Independent policy gradient-based reinforcement learning for economic and reliable energy management of multi-microgrid systems
Junkai Hu, Li Xia
TL;DR
This work tackles long-term economic and reliable energy management in multi-microgrid systems with distributed EMS by formulating the problem as a mean-variance team stochastic game. It introduces a fully distributed independent policy gradient algorithm (MV-IPGA) with global convergence guarantees, and extends to a data-driven DRL method (MV-IPPO) for unknown dynamics and larger-scale MMSs. The methods leverage mean-variance objectives to balance revenue and reliability, validated through scenario-based experiments that demonstrate effective coordination among microgrids without centralized control. The presented approach enables scalable, distributed optimization of exchange power under uncertainty, offering practical impact for robust MMS operation amid renewable variability.
Abstract
Efficiency and reliability are both crucial for energy management, especially in multi-microgrid systems (MMSs) integrating intermittent and distributed renewable energy sources.
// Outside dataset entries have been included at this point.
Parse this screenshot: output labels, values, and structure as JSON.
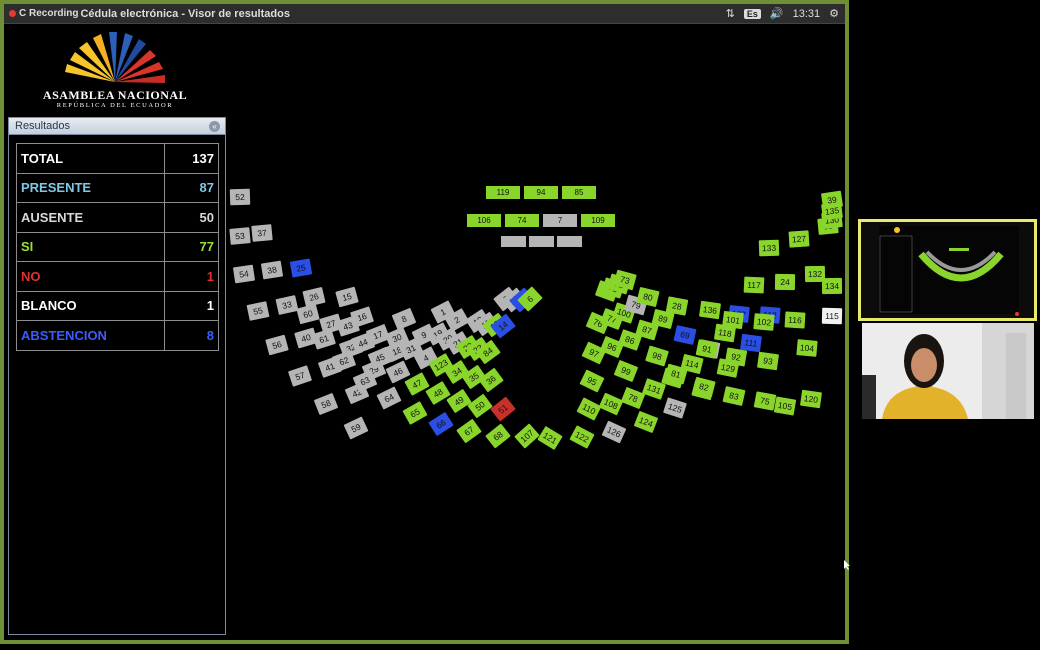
{
  "window": {
    "title_prefix": "C Recording",
    "title": "Cédula electrónica - Visor de resultados",
    "lang": "Es",
    "volume_icon": "speaker-icon",
    "time": "13:31",
    "settings_icon": "gear-icon",
    "network_icon": "network-arrows-icon"
  },
  "logo": {
    "title": "ASAMBLEA NACIONAL",
    "subtitle": "REPÚBLICA DEL ECUADOR"
  },
  "results": {
    "header": "Resultados",
    "rows": [
      {
        "label": "TOTAL",
        "value": "137",
        "color": "#ffffff"
      },
      {
        "label": "PRESENTE",
        "value": "87",
        "color": "#7ec8e3"
      },
      {
        "label": "AUSENTE",
        "value": "50",
        "color": "#d8d8d8"
      },
      {
        "label": "SI",
        "value": "77",
        "color": "#9ee02f"
      },
      {
        "label": "NO",
        "value": "1",
        "color": "#e0322b"
      },
      {
        "label": "BLANCO",
        "value": "1",
        "color": "#ffffff"
      },
      {
        "label": "ABSTENCION",
        "value": "8",
        "color": "#3b5bff"
      }
    ]
  },
  "colors": {
    "si": "#8ad52b",
    "ausente": "#b5b5b5",
    "abstencion": "#2b4ee3",
    "no": "#c9302c",
    "blanco": "#f2f2f2",
    "frame": "#6f8f37"
  },
  "top_rows": [
    [
      "119",
      "94",
      "85"
    ],
    [
      "106",
      "74",
      "7",
      "109"
    ]
  ],
  "seats": {
    "left": [
      [
        "52",
        "53",
        "54",
        "55",
        "56",
        "57",
        "58",
        "59"
      ],
      [
        "37",
        "38",
        "33",
        "40",
        "41",
        "42"
      ],
      [
        "25",
        "26",
        "27",
        "32",
        "29"
      ],
      [
        "15",
        "16",
        "17",
        "18"
      ],
      [
        "8",
        "9"
      ],
      [
        "1",
        "2"
      ],
      [
        "60",
        "61",
        "62",
        "63",
        "64",
        "65",
        "66",
        "67",
        "68",
        "107"
      ],
      [
        "43",
        "44",
        "45",
        "46",
        "47",
        "48",
        "49",
        "50",
        "51"
      ],
      [
        "30",
        "31",
        "4",
        "123",
        "34",
        "35",
        "36"
      ],
      [
        "19",
        "20",
        "21",
        "22",
        "23",
        "84"
      ],
      [
        "10",
        "11",
        "13",
        "14"
      ],
      [
        "3",
        "12",
        "5",
        "6"
      ]
    ],
    "right": [
      [
        "121",
        "122",
        "126",
        "124",
        "125",
        "128",
        "129",
        "111",
        "112"
      ],
      [
        "110",
        "108",
        "78",
        "131",
        "113",
        "114",
        "103",
        "118",
        "137"
      ],
      [
        "95",
        "99",
        "98",
        "69",
        "136"
      ],
      [
        "97",
        "96",
        "86",
        "87",
        "89",
        "28"
      ],
      [
        "76",
        "77",
        "100",
        "79",
        "80"
      ],
      [
        "70",
        "71",
        "72",
        "73"
      ],
      [
        "81",
        "91",
        "101",
        "117",
        "133"
      ],
      [
        "82",
        "92",
        "102",
        "24",
        "127"
      ],
      [
        "83",
        "93",
        "116",
        "132",
        "88"
      ],
      [
        "75",
        "104",
        "134",
        "130"
      ],
      [
        "105",
        "115",
        "135"
      ],
      [
        "120",
        "39"
      ]
    ],
    "status": {
      "25": "abstencion",
      "5": "abstencion",
      "14": "abstencion",
      "66": "abstencion",
      "69": "abstencion",
      "137": "abstencion",
      "112": "abstencion",
      "111": "abstencion",
      "51": "no",
      "115": "blanco",
      "6": "si",
      "13": "si",
      "22": "si",
      "23": "si",
      "84": "si",
      "123": "si",
      "34": "si",
      "35": "si",
      "36": "si",
      "47": "si",
      "48": "si",
      "49": "si",
      "50": "si",
      "65": "si",
      "67": "si",
      "68": "si",
      "107": "si",
      "70": "si",
      "71": "si",
      "72": "si",
      "73": "si",
      "76": "si",
      "77": "si",
      "100": "si",
      "80": "si",
      "97": "si",
      "96": "si",
      "86": "si",
      "87": "si",
      "89": "si",
      "28": "si",
      "95": "si",
      "99": "si",
      "98": "si",
      "136": "si",
      "110": "si",
      "108": "si",
      "78": "si",
      "131": "si",
      "113": "si",
      "114": "si",
      "118": "si",
      "121": "si",
      "122": "si",
      "124": "si",
      "128": "si",
      "129": "si",
      "81": "si",
      "91": "si",
      "101": "si",
      "117": "si",
      "133": "si",
      "82": "si",
      "92": "si",
      "102": "si",
      "24": "si",
      "127": "si",
      "83": "si",
      "93": "si",
      "116": "si",
      "132": "si",
      "88": "si",
      "75": "si",
      "104": "si",
      "134": "si",
      "130": "si",
      "105": "si",
      "135": "si",
      "120": "si",
      "39": "si",
      "119": "si",
      "94": "si",
      "85": "si",
      "106": "si",
      "74": "si",
      "109": "si"
    }
  }
}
This study investigates an economic and reliable energy management problem in MMSs under a distributed scheme, where each microgrid independently updates its energy management policy in a decentralized manner to optimize the long-term system performance collaboratively. We introduce the mean and variance of the exchange power between the MMS and the main grid as indicators for the economic performance and reliability of the system. Accordingly, we formulate the energy management problem as a mean-variance team stochastic game (MV-TSG), where conventional methods based on the maximization of expected cumulative rewards are unsuitable for variance metrics. To solve MV-TSGs, we propose a fully distributed independent policy gradient algorithm, with rigorous convergence analysis, for scenarios with known model parameters. For large-scale scenarios with unknown model parameters, we further develop a deep reinforcement learning algorithm based on independent policy gradients, enabling data-driven policy optimization. Numerical experiments in two scenarios validate the effectiveness of the proposed methods. Our approaches fully leverage the distributed computational capabilities of MMSs and achieve a well-balanced trade-off between economic performance and operational reliability.